My 7 month old GSD came from a littler of 13. She's currently 5lbs under the size chart I've been following and has basically been on point with that chart up until now. My general question is whether any of you have noticed if puppies from larger litters tend to be smaller in adulthood.


----------



## Amaruq (Aug 29, 2001)

Not really. Sometimes it just takes them longer to get there. Tika was one of 11 pups and she WAS the tinest in the litter. It took her quite some time but nearly 9 years later she is a very healthy 65 pounds. Her siblings (that I know) are still bigger than her but they are all "normal" or even a little large. Size is genetic and all dogs reach their size eventually. Some just take longer than others to get there and it is perfectly normal to do so. The charts are simply guidelines.


----------



## KCandMace (Apr 8, 2008)

There were 9 pups in the boys' litter. None of them are small that I know of. All are at least over 65lbs. I agree that genetics play a big part.


----------



## Catu (Sep 6, 2007)

Diabla comes from a 13 puppy litter and she has always been small for her age.

Now at 12 months she is the perfect size (57,5 cms) but yet in the lower end of recommended weight. 

Consider that almost half the dogs of the board are overweight and/or over the height standard, so comparing with pics is unfair for your pup, same with the height chart.


----------



## Amaruq (Aug 29, 2001)

> Originally Posted By: LicanAntaiDiabla comes from a 13 puppy litter and she has always been small for her age.
> 
> Now at 12 months she is the perfect size (57,5 cms) but yet in the lower end of recommended weight.
> 
> Consider that almost half the dogs of the board are overweight and/or over the height standard, so comparing with pics is unfair for your pup, same with the height chart.


Absolutely. Most people thing Tika at 65 pounds is abnormally small for a German Shepherd. When in reality she is at the HIGH end of the standard for a female. Females as an adult should be 45-70 pounds roughly 22-24 inches. German Shepherds are, in actuality, supposed to be a medium breed (although they are border line to a large breed).


----------



## JerzeyGSD (Jun 26, 2008)

Thank everyone for your answers!


----------



## wolfstraum (May 2, 2003)

The only females whose heights and weights I know are my own from their koer reports - 58 to 58.5 cm - Alice, Kyra, Basha and Fenja - and I know weights at koer time were 63-65 pounds - 
Basha is 63 pounds, 58.5 cm....so the 57.5 is absolutely within normal standard range! Kyra has gained a few - now a bit chunky and Fenja ranged from 63-65 as well. Csabre is 60 or 60.5 cm and a really big female, about 70 pounds - so top of the standard.
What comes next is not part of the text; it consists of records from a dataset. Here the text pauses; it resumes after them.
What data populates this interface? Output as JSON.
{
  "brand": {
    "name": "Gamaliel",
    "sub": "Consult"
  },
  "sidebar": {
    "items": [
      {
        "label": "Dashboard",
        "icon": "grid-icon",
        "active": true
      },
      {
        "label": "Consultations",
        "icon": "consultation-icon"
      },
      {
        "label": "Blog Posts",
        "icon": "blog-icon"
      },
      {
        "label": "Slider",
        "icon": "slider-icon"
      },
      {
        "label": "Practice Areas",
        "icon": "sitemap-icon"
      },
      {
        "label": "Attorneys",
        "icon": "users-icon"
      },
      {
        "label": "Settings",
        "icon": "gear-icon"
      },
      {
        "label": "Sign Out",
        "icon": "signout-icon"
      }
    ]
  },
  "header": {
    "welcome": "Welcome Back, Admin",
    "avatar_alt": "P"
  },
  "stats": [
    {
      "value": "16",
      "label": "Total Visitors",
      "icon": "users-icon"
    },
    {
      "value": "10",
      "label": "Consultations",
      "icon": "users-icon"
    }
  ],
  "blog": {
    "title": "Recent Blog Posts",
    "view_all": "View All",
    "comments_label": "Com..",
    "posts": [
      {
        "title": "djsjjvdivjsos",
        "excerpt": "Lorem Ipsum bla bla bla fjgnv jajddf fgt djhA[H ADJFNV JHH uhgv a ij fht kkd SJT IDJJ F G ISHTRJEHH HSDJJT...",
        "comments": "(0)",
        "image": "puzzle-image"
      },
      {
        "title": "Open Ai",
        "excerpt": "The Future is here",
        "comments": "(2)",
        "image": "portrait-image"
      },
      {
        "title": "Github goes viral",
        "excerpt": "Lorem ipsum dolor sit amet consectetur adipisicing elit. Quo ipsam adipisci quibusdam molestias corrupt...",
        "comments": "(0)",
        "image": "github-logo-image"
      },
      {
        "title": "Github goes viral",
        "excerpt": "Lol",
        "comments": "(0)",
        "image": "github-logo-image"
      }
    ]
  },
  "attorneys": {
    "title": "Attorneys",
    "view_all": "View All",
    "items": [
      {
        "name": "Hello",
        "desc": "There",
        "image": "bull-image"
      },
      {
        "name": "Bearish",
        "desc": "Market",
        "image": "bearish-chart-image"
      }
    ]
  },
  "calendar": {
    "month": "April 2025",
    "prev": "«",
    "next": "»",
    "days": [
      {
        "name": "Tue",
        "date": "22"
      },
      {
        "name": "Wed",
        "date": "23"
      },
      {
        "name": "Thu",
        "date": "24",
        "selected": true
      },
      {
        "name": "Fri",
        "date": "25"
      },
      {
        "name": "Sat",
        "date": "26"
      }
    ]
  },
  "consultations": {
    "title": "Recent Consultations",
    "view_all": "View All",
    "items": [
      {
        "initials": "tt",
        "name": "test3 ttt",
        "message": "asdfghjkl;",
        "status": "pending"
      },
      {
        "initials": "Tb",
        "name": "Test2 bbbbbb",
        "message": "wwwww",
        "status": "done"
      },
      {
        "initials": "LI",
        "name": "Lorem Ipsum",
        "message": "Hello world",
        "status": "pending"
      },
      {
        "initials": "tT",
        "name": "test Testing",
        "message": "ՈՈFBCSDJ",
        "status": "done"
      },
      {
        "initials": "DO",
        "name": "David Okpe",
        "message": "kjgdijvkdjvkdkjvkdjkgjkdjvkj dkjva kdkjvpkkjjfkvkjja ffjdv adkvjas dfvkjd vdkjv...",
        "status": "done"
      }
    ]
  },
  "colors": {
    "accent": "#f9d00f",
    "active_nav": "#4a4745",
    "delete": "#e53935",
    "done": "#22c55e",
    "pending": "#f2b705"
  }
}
Kyra's litter was 6, Fenja's 6 Alice's 7 and Basha's 8 if I remember their paperwork right. Don't know any of their birth weights, Csabre was one of 5 and was a tad bigger than the others at birth.

Lee


----------



## selzer (May 7, 2005)

Heidi, Whitney, and Tori are all on the larger side of the standard, 24 inches and 59 to 65#. They come from a litter of fourteen, but Arwen only raised eight of the puppies.


----------



## Liesje (Mar 4, 2007)

Nikon's from a litter of 10. He is 14 weeks tomorrow and about 27# if the vet's scale is right. I don't have any height charts and he's my first pup so I have no idea if he is "normal". His mother is on the high end of the female height and his father is very masculine with heavy bone but height/weight wise he is very medium sized.


----------



## Ryder&SophieSue (Nov 25, 2008)

i have a one year male and he came from a litter of i think like 12, and he was the smallest in that litter now he weighs 98 pounds. 

I also have a 4 month old male pup, i am not sure how big his litter was as my hubby went and got him for me, but he is at the vet right now he got nuetered yesterday so i will find out how much he weighs when i pick him up today. i know he is a much bigger boy than ryder was at that age.


----------